違えた道

 ニューヨークのビジネスホテルの一室。

 アメニティーの安いインスタントコーヒーを啜りながら、武器担当官に電話を掛けた。


「……私です」

『その声は、アリソン君か。……今日も随分と、大変だったそうじゃないか』

「いつもの事です。それより、武器の方をお願いします」

『何が欲しい?』

「HK45のサプレッサーと専用バレル。あと、MP5SD6に三~四倍位のスコープを着けてくれる」

『いいだろう。だが、いいのかい?』

「何がです?」

『仕事内容だよ……。ISSに喧嘩売って』

「……やらなきゃ、私が適当な理由を付けて殺されます」


 あんな屑でも、権力がある。

 戦う力が無くても、それがあれば何でもできる。善も悪も自由自在だ。

 私には、戦う力はあっても権力は無い。

 善も悪も、何も決められない。

 ――自分の生死すらも。


『……そうかい』


 電話の向こうの彼もそうだ。


『どこに、銃を送ればいい?』


 ビジネスホテルの住所を告げる。


「“精密機械”って名目で送って」

『了解です』


 電話は切れた。

 カップを置き、溜息をつく。

 そして、ベッドに倒れ込んだ。

 イートンが私に背を向けた時、撃とうとした。

 けど、人もいたしサプレッサーも着けてないから、殺したとしても八方塞がりだっただろう。

 

「『僕らの都合』か……」


 イートンの声がフラッシュバックする。

 軍に居た頃の彼は、オタク臭い若者を絵に描いたみたいな人間だった。

 度が強い眼鏡をかけて、無口が基本で、何を考えているか欠片も見せない。

 それなのに、彼の周りには笑顔があった。

 その時は分からなかったが、分かる事になる。

 ある日。彼が、駐屯地の空いたスペースでラジコンを走らせていた。

 声を掛けると、彼はのんびりした口調で笑顔を返す。

 意外に、彼は社交的だった。

 私にもラジコンを触らせてくれてたし、操縦も褒めてくれた。

 楽しかったというのは、覚えている。

 それから、食堂や自販機の前とかで会えば世間話をするようになった。

 でも、ある晩を境に彼は変わってしまう。

 爆弾を持ったゲリラが攻撃を始めたと連絡が入り、彼の部隊が応援に向かった。

 しばらくして、部隊が帰還する。

 誰もがゲリラを殺して清々した顔をしているのに、イートン伍長だけが酷い顔をしていた。

 力が抜けた体は仲間に両脇を抱えられて、マリオネットを想像させる。迷彩服は血塗れ、泣いた跡が頬に残っていた。

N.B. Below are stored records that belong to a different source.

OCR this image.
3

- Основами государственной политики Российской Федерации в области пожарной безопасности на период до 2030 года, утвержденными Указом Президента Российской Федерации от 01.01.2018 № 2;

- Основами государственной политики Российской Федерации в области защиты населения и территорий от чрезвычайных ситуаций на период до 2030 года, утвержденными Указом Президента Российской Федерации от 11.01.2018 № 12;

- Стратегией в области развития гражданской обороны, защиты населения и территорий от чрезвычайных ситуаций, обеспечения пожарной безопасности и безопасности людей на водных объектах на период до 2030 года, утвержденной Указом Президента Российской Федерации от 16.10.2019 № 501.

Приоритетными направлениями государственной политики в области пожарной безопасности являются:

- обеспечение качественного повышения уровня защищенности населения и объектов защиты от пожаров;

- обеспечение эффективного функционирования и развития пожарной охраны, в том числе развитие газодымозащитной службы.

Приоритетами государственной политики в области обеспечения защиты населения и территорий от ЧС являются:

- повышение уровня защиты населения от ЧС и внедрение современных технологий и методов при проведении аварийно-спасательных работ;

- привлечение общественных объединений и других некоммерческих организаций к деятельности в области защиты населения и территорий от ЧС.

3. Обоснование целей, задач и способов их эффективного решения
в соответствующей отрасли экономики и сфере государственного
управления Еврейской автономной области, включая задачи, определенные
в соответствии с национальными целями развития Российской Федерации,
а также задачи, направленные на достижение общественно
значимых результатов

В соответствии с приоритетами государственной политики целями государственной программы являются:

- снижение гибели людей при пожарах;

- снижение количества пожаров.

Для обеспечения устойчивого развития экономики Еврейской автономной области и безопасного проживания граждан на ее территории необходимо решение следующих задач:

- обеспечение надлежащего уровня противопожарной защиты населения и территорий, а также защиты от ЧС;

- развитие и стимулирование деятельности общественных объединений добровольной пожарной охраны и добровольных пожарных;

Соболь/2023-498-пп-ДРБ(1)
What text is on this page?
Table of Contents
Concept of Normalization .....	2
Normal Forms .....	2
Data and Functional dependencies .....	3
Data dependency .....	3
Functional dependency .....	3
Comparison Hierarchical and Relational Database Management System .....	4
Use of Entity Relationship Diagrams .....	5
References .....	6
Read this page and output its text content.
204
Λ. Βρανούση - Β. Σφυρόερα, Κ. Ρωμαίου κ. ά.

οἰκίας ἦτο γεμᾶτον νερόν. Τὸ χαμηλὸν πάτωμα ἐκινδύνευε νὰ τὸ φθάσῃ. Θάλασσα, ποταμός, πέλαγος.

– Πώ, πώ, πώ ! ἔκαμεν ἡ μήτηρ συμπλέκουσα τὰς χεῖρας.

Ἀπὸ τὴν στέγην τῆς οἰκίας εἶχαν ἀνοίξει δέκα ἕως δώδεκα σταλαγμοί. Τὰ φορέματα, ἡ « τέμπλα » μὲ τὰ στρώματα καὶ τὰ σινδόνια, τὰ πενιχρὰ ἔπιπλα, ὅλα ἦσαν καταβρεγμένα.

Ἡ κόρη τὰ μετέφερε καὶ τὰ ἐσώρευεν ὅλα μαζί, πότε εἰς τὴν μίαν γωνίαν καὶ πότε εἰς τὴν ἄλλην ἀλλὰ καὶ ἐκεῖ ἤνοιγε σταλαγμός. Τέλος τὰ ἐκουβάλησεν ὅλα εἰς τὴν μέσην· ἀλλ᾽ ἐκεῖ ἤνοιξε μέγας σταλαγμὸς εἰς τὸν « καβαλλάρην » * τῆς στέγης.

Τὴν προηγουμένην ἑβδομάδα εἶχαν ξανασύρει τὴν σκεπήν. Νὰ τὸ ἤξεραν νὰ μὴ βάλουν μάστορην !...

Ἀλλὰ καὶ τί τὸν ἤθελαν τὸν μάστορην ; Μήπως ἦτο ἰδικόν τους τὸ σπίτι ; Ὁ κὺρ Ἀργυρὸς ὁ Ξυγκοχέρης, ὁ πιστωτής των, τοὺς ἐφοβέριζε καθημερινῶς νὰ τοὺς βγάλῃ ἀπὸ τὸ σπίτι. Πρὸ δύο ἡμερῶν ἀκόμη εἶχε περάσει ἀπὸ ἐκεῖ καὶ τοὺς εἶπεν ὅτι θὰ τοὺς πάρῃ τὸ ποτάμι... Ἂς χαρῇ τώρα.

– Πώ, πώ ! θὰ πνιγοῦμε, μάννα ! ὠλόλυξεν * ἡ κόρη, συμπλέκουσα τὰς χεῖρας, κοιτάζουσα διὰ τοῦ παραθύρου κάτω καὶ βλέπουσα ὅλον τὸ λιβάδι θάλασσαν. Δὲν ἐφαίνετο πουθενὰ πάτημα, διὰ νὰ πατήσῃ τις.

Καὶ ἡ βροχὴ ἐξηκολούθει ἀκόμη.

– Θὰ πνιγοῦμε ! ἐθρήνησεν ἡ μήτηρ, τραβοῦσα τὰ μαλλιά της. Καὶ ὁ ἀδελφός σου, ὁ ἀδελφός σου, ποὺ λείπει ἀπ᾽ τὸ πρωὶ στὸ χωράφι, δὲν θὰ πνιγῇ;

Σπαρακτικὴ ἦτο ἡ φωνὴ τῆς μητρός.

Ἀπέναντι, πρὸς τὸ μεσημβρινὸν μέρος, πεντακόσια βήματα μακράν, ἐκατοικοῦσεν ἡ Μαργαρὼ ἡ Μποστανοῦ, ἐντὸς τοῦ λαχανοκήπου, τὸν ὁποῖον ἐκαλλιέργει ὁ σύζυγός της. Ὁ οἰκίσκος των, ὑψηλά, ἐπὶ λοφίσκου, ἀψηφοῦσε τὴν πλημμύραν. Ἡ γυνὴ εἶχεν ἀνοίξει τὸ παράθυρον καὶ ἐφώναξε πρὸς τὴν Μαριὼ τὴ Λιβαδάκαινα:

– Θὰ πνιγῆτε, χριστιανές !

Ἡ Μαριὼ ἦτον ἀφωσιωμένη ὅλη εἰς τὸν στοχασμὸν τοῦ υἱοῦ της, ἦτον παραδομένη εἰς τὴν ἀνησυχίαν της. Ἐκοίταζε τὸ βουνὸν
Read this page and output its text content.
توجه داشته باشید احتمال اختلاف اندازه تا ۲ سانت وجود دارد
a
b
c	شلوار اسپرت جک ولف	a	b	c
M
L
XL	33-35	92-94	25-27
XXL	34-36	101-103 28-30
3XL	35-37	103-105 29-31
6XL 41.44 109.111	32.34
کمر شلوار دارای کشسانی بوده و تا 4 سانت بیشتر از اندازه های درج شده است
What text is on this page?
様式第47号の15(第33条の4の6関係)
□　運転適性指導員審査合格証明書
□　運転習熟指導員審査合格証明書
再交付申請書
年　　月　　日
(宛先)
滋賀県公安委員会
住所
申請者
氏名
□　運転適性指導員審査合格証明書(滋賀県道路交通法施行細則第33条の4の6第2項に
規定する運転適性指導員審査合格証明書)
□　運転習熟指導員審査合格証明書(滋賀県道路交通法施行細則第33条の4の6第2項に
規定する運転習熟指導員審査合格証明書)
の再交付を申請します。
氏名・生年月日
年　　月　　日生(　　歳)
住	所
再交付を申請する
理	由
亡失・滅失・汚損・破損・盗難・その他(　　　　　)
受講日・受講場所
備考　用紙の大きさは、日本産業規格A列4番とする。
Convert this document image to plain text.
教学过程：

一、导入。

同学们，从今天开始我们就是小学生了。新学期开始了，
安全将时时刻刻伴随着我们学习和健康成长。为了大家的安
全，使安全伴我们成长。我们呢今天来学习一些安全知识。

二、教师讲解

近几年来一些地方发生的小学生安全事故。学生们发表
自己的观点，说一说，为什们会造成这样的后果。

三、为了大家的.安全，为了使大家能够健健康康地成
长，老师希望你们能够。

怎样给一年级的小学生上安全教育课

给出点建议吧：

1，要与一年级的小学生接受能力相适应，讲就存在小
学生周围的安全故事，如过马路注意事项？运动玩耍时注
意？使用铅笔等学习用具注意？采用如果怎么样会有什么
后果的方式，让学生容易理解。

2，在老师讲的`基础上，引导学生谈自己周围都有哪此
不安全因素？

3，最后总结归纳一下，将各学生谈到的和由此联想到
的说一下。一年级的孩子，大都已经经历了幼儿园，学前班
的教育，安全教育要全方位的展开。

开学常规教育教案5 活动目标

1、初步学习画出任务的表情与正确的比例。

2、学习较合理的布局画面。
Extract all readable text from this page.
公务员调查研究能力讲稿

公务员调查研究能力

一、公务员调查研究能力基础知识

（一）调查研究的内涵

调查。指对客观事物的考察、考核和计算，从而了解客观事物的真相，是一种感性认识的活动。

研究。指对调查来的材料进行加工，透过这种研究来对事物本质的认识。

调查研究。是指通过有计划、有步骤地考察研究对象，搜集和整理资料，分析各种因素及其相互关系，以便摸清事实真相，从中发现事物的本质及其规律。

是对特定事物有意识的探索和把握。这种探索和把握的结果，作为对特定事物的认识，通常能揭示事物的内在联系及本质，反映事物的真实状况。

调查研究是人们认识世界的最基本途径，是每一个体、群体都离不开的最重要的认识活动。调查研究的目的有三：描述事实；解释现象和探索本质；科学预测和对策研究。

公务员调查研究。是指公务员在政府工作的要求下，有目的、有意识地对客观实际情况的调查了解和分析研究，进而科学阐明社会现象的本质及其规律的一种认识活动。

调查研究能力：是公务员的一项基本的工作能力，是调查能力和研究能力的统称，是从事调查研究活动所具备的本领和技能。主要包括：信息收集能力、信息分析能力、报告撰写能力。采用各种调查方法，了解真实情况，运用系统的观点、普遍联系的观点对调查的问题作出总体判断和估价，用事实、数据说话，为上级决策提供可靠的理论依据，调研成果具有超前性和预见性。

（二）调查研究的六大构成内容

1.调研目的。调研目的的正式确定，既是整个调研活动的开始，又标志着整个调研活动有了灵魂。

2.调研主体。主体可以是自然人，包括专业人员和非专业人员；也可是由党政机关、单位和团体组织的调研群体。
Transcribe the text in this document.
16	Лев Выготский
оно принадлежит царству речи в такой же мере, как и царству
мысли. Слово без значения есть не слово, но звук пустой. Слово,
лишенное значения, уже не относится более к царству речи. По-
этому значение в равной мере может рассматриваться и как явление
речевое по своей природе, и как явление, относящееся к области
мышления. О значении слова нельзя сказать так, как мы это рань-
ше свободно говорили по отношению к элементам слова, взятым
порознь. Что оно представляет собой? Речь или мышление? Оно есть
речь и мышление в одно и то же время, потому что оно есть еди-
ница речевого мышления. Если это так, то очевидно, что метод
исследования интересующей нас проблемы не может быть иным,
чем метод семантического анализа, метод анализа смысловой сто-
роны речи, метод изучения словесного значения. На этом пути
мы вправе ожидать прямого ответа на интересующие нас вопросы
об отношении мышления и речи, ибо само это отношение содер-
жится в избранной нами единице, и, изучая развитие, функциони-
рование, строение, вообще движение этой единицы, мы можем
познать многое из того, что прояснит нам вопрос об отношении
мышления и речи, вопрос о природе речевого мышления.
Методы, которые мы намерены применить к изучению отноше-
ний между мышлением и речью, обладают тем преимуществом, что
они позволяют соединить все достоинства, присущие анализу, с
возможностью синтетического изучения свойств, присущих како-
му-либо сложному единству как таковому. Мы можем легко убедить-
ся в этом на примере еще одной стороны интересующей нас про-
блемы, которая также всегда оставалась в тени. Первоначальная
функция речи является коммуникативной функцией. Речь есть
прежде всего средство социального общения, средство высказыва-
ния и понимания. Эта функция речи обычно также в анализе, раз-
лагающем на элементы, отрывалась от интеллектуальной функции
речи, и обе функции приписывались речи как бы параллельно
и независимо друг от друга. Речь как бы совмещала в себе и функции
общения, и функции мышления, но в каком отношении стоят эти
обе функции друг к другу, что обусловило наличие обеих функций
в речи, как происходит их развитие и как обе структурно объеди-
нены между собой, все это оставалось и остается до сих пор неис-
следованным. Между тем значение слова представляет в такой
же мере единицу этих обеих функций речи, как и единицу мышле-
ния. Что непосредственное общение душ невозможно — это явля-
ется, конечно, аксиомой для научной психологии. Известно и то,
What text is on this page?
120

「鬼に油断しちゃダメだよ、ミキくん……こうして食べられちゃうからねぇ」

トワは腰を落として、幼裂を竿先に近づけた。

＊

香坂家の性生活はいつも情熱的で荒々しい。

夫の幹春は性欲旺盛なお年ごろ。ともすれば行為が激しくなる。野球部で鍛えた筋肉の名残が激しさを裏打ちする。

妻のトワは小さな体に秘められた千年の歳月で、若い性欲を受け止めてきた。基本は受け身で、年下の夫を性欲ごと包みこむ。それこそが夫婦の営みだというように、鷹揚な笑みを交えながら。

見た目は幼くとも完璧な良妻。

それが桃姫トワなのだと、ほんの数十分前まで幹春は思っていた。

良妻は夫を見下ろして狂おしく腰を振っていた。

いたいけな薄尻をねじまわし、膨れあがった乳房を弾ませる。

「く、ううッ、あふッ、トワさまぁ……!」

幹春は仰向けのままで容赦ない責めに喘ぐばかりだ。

 聞いた話では、自分が組み上げたラジコンを地元の子供達にプレゼントしたが、それがラジコン爆弾に改造されていた挙句その子供達が死んだから、あんな風になってしまったという。

 実際、駐屯地があった町は安全が確認されていたし、ゲリラの活動拠点から離れていた。

 少年兵の存在を認識していても、目の前で無邪気に笑う子供が少年兵かどうかなんて分かりはしない。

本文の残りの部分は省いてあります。